Actress Leah Pipes says that her character, Jessica, is the “Queen B” of the upcoming remake of “Sorority Row.” But the b in question isn’t a bee but instead a word that rhymes with “rich.”
Pipes tells SciFi Wire that it’s her character who comes up with and sells the idea of a prank that results in the death of a sorority sister and then covering up the crime rather than going to police not only to her fellow cast members, but also the audience.
“”I had to really figure out what she was saying and what she was really saying is, ‘This just happened.’ You can see in the scene, at first she does freak out,” Pipes says. “It’s a freaky thing and I needed to show that, I felt, that it does hit her but then she just stops and she wipes off her tears and she says, ‘Get me out. Get me out of this situation. Get me out of what comes from this situation. Not everyone else, just me.’ So she has to convince everyone around her and I played that scene very much in my own head, where she’s not really noticing the other girls and what they’re going through. It’s very much all about her, as it always is.”
However, this being a horror movie, things don’t stay buried for long.
“I think that she isn’t there,” Pipes continued. “She’s not in the situation. She’s not really experiencing it. All she’s seeing is the way out and she has her goal and she’s very focused on that. I don’t think she’s evil. I didn’t see her as evil. I saw her as very determined.”
No matter how many sisters die in Jessica’s attempts to cover her tracks, it never occurs to her to just stop and go to the police. The killer has phone video of the sisters’ prank and evidence they buried with Megan, but Jessica still thinks there’s a way out for her.

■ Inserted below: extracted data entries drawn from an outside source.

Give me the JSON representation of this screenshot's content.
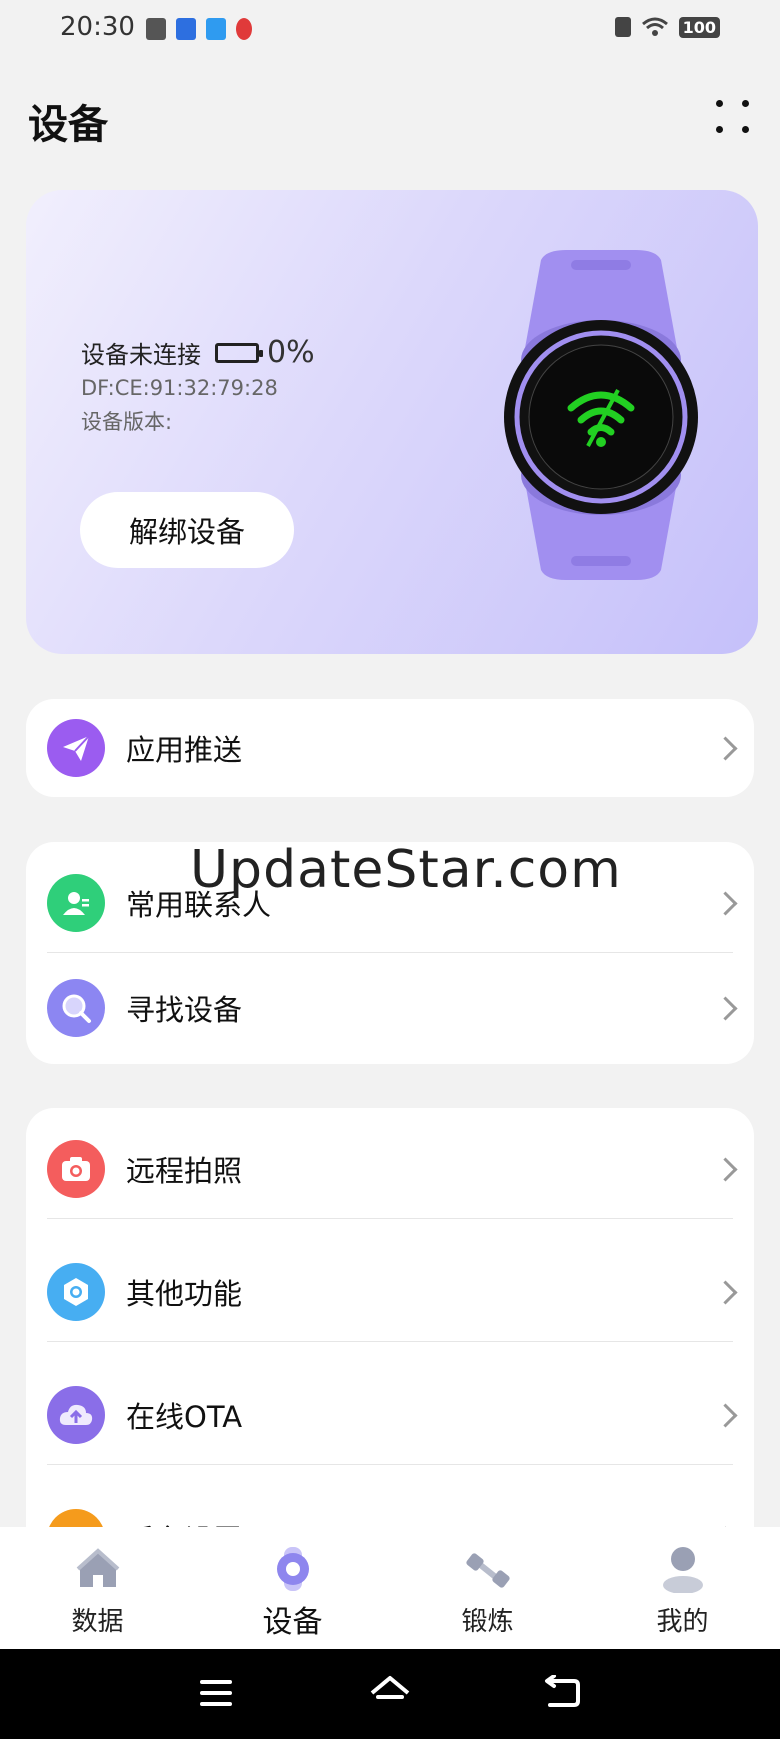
{
  "status_bar": {
    "time": "20:30",
    "battery": "100"
  },
  "header": {
    "title": "设备"
  },
  "device": {
    "connection_status": "设备未连接",
    "battery_percent": "0%",
    "mac": "DF:CE:91:32:79:28",
    "version_label": "设备版本:",
    "unbind_button": "解绑设备"
  },
  "menu": {
    "push": "应用推送",
    "contacts": "常用联系人",
    "find": "寻找设备",
    "camera": "远程拍照",
    "other": "其他功能",
    "ota": "在线OTA",
    "background": "后台设置"
  },
  "watermark": "UpdateStar.com",
  "nav": {
    "data": "数据",
    "device": "设备",
    "exercise": "锻炼",
    "mine": "我的"
  },
  "colors": {
    "push_icon": "#9b5cf0",
    "contacts_icon": "#2fcf7a",
    "find_icon": "#8c86f2",
    "camera_icon": "#f45d5d",
    "other_icon": "#47aef2",
    "ota_icon": "#8a6ee8",
    "background_icon": "#f59b1c",
    "accent": "#8e86ee"
  }
}
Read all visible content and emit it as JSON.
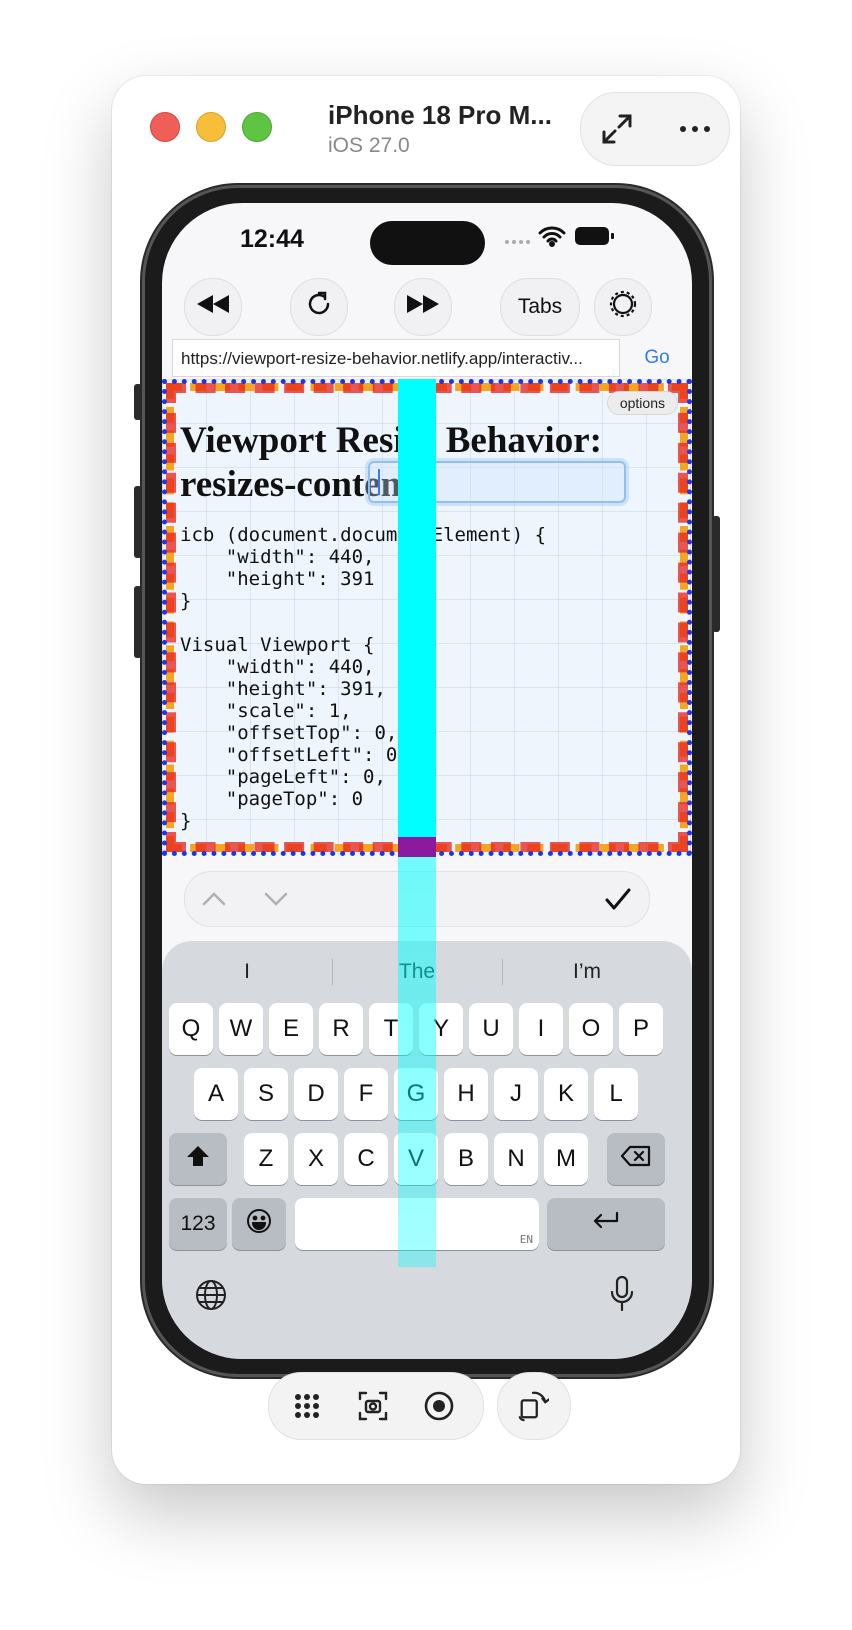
{
  "window": {
    "device_name": "iPhone 18 Pro M...",
    "os_version": "iOS 27.0"
  },
  "status_bar": {
    "time": "12:44"
  },
  "browser": {
    "tabs_label": "Tabs",
    "url": "https://viewport-resize-behavior.netlify.app/interactiv...",
    "go_label": "Go"
  },
  "page": {
    "options_label": "options",
    "title": "Viewport Resize Behavior: resizes-content",
    "code": "icb (document.documentElement) {\n    \"width\": 440,\n    \"height\": 391\n}\n\nVisual Viewport {\n    \"width\": 440,\n    \"height\": 391,\n    \"scale\": 1,\n    \"offsetTop\": 0,\n    \"offsetLeft\": 0,\n    \"pageLeft\": 0,\n    \"pageTop\": 0\n}"
  },
  "keyboard": {
    "suggestions": [
      "I",
      "The",
      "I’m"
    ],
    "row1": [
      "Q",
      "W",
      "E",
      "R",
      "T",
      "Y",
      "U",
      "I",
      "O",
      "P"
    ],
    "row2": [
      "A",
      "S",
      "D",
      "F",
      "G",
      "H",
      "J",
      "K",
      "L"
    ],
    "row3": [
      "Z",
      "X",
      "C",
      "V",
      "B",
      "N",
      "M"
    ],
    "numbers_label": "123",
    "space_lang": "EN"
  },
  "colors": {
    "accent": "#2f7cf6",
    "cyan": "#00ffff",
    "purple": "#8b1a9e",
    "dashed_orange": "#f4a623",
    "dashed_red": "#e7221b",
    "dotted_blue": "#1d35e6"
  }
}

“Yes, and every problem she’s just trying to fix,” Pipes said. “She wasn’t trying to say, ‘Oh, woe is me. How are we ever going to do this? People are dying.’ It was like, ‘I’m going to ignore death. I’m going to ignore all this tragedy and I’m going to get out of this.’ Of course, in the beginning of the film, you do see that she is a b*tch. She will play tricks on people and I think she’s just so intelligent and bored that she likes to toy with people. She likes to be manipulative and see what she can make people do. It’s not necessarily evil. I just think she’s so intelligent that she actually finds most people very boring.”
“Sorority Row” opens in theaters Friday.